The assistive scheduling approach described so far was applied in a realistic co-assembly, whose workspace consisted in: one IRB140 ABB robot, the collaborative dual-arm robot YuMi of ABB, two automatic positioners (treated like additional robots to control) and a MICROSOFT KINECT v2 as monitoring device, see Fig. 13.5. The aim of the collaboration was to perform the assembly of a box containing a USB pen.Footnote 3 20 volunteers were enrolled for the experiments and were divided into two equally sized groups named Group 1.A and Group 1.B. Operators in Group 1.A performed the assembly while the strategy discussed in Sect. 13.4 was adopted. Instead, for those in Group 1.B a centralized strategy was adopted for deciding the actions of all agents, treating the humans like additional robots to control.
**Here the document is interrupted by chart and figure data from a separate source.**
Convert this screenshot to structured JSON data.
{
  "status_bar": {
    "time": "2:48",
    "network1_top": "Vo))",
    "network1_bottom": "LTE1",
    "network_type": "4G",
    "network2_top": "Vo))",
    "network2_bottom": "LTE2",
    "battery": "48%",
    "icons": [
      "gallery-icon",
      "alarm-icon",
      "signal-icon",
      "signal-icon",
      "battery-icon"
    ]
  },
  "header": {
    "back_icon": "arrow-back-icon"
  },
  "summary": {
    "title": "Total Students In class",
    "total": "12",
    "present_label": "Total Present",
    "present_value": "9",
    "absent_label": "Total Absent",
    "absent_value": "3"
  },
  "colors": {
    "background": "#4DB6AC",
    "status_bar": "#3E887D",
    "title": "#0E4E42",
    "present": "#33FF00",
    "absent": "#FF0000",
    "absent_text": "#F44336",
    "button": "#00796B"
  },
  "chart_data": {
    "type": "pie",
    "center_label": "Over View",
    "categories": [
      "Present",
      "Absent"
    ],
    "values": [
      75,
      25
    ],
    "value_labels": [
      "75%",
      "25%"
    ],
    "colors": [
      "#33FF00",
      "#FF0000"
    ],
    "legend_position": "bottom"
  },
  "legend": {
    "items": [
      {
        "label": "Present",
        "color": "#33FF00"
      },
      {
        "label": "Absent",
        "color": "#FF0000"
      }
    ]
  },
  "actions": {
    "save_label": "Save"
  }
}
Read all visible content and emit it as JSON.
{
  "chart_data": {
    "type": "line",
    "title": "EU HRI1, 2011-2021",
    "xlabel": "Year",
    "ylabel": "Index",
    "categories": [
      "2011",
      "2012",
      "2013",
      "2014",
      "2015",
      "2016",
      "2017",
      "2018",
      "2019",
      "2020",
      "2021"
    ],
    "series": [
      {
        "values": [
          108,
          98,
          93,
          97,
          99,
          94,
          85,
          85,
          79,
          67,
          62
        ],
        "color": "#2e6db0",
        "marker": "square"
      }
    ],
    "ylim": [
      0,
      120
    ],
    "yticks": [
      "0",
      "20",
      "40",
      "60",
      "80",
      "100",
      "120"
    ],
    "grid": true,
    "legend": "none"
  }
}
The pictures at the top of Fig. 13.6 report the inactivity times measured during the experiments. As can be seen, the assistive approach applied for Group 1.A is able to significantly reduce waste of times. This reflects in an improved throughput of the system as can be appreciated in the bottom left corner picture of Fig. 13.6. It is worth to recall that the approach followed to predict the human intentions, Sect. 13.3 is data-driven, adapting to the human over time. This fact gives the scheduler some learning capabilities or in other words the produced plans are able to constantly improve the way the robots are controlled, refer to the bottom right corner of Fig. 13.6.

Fig. 13.5
figure 5

The experimental setup with the two robots, the carts and the human operator

Fig. 13.6
figure 6

Results showing the benefits of an assistive scheduling, Group 1.A w.r.t to a centralized approach, Group 1.B

6 Conclusions

This work aimed to study how to allow humans and robots to actively collaborate for performing a shared tasks, like the ones involved in co-assemblies. Humans were not conceived as additional controllable agents which are instructed to perform actions scheduled by a centralized planner. Instead, the decision-making capabilities of the operators were exploited, since they were allowed to drive the evolution of the plant. In this context, the robotic mates were endowed with the cognitive capabilities required for both recognizing and predicting the human actions. Regarding action recognition, particular attention was paid to manage the fact that the starting and ending time instants of the action were not known. To overcome such issue, genetic algorithms were deployed in conjunction with factor graphs. For what concerns the prediction problem, a data-driven approach was described, using an adaptive Higher order Markov model to forecast the sequence of human actions. The scheduling of the robotic actions was done with a kind of scenario based approach, which needs to explore the reachability tree of a timed Petri Net modelling the agents in the robotic cell.